M. Xavier de Villepin a souligné que l'intérêt commun des Européens résidait dans une clarification des relations existant entre l'Alliance atlantique, d'une part, et l'Europe de la défense, d'autre part, face aux risques nouveaux et notamment au terrorisme. Il s'est ensuite interrogé sur la vocation de l'OTAN à agir comme aujourd'hui en Afghanistan, voire peut-être demain en Irak, et sur l'éventuelle capacité de l'Europe de la défense à s'impliquer sur de tels terrains de conflits.

M. Armand de Decker a estimé qu'une clarification s'imposait en effet entre l'OTAN et l'Europe de la défense, mais a rappelé qu'il existait d'ores et déjà un lien institutionnel entre l'UEO et l'Alliance atlantique, mentionné dans le Traité de Bruxelles modifié. La conclusion de ce traité, le 23 octobre 1954, s'était effectuée, a-t-il rappelé, en présence du Secrétaire d'Etat américain John Foster Dulles. Cela démontrait à quel point, au temps de la guerre froide, les Etats-Unis étaient favorables à l'émergence d'une Europe unie, ce qui les avait d'ailleurs conduits à soutenir le projet, avorté, de Communauté européenne de défense (CED).

La situation actuelle est tout autre car, depuis la disparition de la menace soviétique, les Etats-Unis s'inquiètent de voir l'Union européenne prendre la stature d'un acteur global. Dans cette perspective, il conviendrait, à tout le moins, que la future constitution de l'Union européenne mentionne le principe d'un lien avec l'OTAN. C'est d'ailleurs logique car les missions de Petersberg sont insuffisantes pour défendre le territoire des pays membres de l'Union ou de l'Alliance dont le rôle reste donc central.

Le lien entre l'OTAN et l'Union européenne a considérablement évolué ces dernières années et aujourd'hui les deux organismes coopèrent. Mais l'OTAN demeure indispensable à la fois pour défendre l'intégrité du territoire de l'Union européenne, mais aussi pour entreprendre des missions d'envergure comme en Afghanistan ou, éventuellement, dans le futur, après une résolution de l'ONU, en Irak. M. Armand de Decker a souligné une contradiction interne à la position américaine qui s'oppose à la mise en place d'un état-major renforcé au sein de l'Union européenne, alors que les Etats-Unis, bien que membre éminent de l'OTAN, disposent de nombreux états-majors nationaux. La réintégration de la France au sein de l'organisation militaire intégrée décrisperait considérablement les réactions et les suspicions britanniques et américaines alors même que la France participe très activement aux missions de l'OTAN dans les crises.

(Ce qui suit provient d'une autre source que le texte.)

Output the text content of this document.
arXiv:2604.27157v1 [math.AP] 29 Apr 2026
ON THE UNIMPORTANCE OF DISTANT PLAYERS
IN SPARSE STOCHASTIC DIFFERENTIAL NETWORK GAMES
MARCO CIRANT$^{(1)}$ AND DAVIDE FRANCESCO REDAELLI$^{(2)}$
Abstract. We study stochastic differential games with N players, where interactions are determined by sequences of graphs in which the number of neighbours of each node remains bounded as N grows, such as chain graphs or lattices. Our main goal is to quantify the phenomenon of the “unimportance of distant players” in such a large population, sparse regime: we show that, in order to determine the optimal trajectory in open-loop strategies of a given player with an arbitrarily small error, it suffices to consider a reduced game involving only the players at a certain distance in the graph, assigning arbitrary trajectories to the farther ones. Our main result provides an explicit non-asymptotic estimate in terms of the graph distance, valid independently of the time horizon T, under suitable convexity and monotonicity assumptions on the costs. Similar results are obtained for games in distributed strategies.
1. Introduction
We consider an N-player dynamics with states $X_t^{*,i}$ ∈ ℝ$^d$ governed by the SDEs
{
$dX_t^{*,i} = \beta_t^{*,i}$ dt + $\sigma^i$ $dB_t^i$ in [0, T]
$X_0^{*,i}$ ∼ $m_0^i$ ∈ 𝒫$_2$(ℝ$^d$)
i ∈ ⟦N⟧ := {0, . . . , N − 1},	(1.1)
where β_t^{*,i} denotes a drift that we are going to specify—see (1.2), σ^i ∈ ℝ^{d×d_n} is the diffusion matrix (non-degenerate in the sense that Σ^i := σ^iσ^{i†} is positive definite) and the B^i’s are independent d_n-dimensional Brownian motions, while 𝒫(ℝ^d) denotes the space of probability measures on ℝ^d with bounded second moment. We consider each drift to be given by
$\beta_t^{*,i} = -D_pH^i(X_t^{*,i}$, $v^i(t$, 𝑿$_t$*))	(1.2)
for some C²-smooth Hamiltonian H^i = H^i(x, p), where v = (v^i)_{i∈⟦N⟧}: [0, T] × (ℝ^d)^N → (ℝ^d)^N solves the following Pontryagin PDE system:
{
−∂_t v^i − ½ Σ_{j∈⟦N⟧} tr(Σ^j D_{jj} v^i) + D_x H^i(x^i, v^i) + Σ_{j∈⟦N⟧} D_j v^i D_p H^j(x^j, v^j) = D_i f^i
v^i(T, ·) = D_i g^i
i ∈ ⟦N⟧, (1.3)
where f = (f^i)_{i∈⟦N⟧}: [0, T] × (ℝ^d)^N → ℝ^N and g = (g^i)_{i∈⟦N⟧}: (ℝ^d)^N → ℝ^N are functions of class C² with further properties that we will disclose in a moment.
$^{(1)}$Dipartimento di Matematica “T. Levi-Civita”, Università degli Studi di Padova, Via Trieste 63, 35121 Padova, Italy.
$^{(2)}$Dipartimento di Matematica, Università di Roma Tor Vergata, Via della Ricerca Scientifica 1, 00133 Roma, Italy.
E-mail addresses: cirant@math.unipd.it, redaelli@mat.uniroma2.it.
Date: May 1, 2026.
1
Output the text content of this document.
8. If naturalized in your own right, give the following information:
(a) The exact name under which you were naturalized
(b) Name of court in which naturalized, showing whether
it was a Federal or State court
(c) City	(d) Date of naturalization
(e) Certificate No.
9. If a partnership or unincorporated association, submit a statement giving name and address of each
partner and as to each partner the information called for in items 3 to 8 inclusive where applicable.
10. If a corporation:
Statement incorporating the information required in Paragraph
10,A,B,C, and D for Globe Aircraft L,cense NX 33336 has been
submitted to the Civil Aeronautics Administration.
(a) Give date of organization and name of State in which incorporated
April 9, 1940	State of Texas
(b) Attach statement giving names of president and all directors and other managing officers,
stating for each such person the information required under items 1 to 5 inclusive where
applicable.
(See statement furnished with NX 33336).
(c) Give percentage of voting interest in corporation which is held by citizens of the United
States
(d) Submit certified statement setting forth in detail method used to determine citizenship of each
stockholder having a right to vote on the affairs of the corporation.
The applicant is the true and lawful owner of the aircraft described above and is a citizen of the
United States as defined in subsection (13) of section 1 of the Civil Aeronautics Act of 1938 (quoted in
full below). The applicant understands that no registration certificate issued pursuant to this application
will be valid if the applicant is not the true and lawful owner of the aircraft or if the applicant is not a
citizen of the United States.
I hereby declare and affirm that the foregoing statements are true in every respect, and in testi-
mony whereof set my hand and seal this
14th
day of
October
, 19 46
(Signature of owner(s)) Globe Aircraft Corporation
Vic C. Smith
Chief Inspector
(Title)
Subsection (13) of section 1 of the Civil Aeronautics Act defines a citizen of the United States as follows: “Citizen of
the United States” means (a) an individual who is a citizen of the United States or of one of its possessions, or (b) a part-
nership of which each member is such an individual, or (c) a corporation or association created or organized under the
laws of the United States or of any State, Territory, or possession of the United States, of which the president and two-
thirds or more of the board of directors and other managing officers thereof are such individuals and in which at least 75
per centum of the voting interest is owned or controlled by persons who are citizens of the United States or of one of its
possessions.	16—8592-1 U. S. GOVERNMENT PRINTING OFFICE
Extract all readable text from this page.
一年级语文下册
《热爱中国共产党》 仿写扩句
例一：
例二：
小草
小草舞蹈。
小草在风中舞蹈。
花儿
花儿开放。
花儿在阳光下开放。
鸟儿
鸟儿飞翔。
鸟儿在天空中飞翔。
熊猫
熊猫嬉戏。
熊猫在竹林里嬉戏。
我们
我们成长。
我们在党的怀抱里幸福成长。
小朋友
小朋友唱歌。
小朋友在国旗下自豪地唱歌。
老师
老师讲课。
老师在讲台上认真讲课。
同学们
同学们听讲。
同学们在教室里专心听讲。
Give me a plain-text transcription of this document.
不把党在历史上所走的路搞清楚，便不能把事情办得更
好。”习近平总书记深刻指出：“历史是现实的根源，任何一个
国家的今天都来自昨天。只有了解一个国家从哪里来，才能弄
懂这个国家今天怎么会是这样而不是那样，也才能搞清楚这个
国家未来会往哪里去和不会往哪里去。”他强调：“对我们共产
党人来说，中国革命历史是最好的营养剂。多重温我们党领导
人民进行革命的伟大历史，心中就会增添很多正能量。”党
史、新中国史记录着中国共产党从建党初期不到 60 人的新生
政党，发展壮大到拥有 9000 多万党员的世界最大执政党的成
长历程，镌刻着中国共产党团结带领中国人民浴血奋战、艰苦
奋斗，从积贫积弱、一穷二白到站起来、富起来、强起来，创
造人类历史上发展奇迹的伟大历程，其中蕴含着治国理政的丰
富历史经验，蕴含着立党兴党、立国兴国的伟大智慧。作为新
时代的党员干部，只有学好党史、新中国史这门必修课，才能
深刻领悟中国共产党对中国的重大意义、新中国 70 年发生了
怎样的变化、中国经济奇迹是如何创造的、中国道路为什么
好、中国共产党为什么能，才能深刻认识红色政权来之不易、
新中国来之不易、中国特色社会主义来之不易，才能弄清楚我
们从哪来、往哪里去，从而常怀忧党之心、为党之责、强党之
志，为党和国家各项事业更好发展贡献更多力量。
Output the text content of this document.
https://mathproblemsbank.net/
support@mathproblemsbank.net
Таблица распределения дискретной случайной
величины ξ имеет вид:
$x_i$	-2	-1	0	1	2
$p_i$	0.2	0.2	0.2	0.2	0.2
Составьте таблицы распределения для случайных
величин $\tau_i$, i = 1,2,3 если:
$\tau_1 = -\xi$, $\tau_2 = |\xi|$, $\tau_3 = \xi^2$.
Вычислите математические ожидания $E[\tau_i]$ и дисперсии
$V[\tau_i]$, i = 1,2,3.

M. Pierre Biarnès a fait part de ses doutes quant à la volonté réelle des pays de l'Union, y compris la France et l'Allemagne, d'aller plus loin dans l'abandon de certaines parts de leur souveraineté, notamment dans le domaine de la défense, même pour permettre à l'Europe de devenir un acteur global dans le monde. Il s'est dit opposé au retour de la France au sein des structures intégrées de l'OTAN. Le Général de Gaulle avait décidé d'en retirer la France en raison de la clause d'automaticité d'engagement que cette participation entraînait. C'est avec raison que la France a choisi de ne s'impliquer qu'au cas par cas dans les crises et non à chaque fois que les Etats-Unis le décideraient. Enfin, M. Pierre Biarnès s'est dit confiant quant à l'implication future de la Grande-Bretagne dans l'Europe de la défense, en particulier à travers le domaine crucial du renforcement des industries européennes d'armement.

M. Daniel Goulet a souhaité un rapprochement entre les assemblées parlementaires de l'UEO et du Conseil de l'Europe et que des contacts entre les bureaux de ces deux instances permettent une meilleure cohérence dans leurs actions respectives.

M. Robert Del Picchia a estimé que l'inclusion d'une clause de défense mutuelle dans la constitution de l'Union devrait être rédigée d'une façon qui ne heurte pas les pays neutres de l'Union. Il s'est interrogé par ailleurs sur la nécessité de redéfinir ou d'élargir les missions de Petersberg. Enfin, s'agissant d'un contrôle parlementaire des questions de défense, il a indiqué que la future assemblée euro-méditerranéenne récemment créée à Naples était parvenue à un équilibre satisfaisant entre représentants du Parlement européen, d'une part, et des parlements nationaux, d'autre part.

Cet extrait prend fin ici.